British Whites make up 85.6%, Irish (as in from the RoI) make up 1.2%, so overall 87% (rounded) are from the British Isles
Including the Irish as being the same is a legacy of Empire. Yes, they are now culturally extremely similar, but its still an increase in diversity in history, increasing the number of Roman Catholics for instance. Irish is to British as, say, Korean is to Japanese.
...and the remaining 5.27% will be from either the United States or the other 3 Anglophone countries, which make-up a kind of cultural continuum.
Firstly, you're getting confused between nationalities and ethnicities. A British-descended Australian or South African would mark their ethnicity down as one of the British nationalities. Secondly, you're simply wrong. Most of the non-British, non-Irish whites are immigrants from the Europe Union's free travel area: originally a lot from France and Germany, but over the last decade from the new joiners, particularly Poland. No doubt over the next decade they will be joined by Greeks and Portuguese looking for jobs.
As for Indians, well yes, counting them as one group would be comparable since their is really no such thing as an 'Ethnic Indian', rather their are dozens of ethnicities from India.
"Whites" are a race. "Indians" are a nationality. The equivalent to "Whites" are "South Asians", i.e. inclusive of Bangladeshis and Pakistanis, which almost doubles the numbers you quote.
Regardless though the point stands that, aside from the Scottish, English and Welsh, which together form the British Panethnicity, Britain has historically not been diverse, and the OP was talking about changing the past to create long standing minorities, not having them decide to adopt very open immigration policies.

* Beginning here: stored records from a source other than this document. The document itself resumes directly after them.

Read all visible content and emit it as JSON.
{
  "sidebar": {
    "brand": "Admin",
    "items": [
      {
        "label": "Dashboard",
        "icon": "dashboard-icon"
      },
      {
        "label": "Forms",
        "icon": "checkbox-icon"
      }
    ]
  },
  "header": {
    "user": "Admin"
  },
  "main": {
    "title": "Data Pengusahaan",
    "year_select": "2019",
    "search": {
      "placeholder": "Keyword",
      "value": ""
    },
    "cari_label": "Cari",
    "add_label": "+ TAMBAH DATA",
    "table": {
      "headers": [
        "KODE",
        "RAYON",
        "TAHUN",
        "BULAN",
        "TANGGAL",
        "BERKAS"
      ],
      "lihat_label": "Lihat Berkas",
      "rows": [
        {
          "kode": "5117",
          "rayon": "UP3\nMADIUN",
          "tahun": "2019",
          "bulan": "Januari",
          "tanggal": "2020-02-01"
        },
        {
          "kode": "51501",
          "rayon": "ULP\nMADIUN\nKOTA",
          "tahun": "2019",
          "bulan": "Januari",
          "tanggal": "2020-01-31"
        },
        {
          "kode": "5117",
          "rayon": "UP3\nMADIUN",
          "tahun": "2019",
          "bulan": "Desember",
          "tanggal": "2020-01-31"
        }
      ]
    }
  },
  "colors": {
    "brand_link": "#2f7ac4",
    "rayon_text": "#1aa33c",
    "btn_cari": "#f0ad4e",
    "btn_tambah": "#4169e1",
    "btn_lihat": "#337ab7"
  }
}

Point mostly accepted. But don't long-standing minorities become part of the "panethnicity" most of the time? i.e. Manchus in China, Bretons in France etc...
Not my fault the people who run the British census are criminally slow (results won't start being available until Sep. 2012, and won't be fully released until 2014).
Agreed it's a fiasco. But we need to take it into account when judging these things. I would guess the number of non-British, non-Irish ethnicities in the country is currently around 15-20%.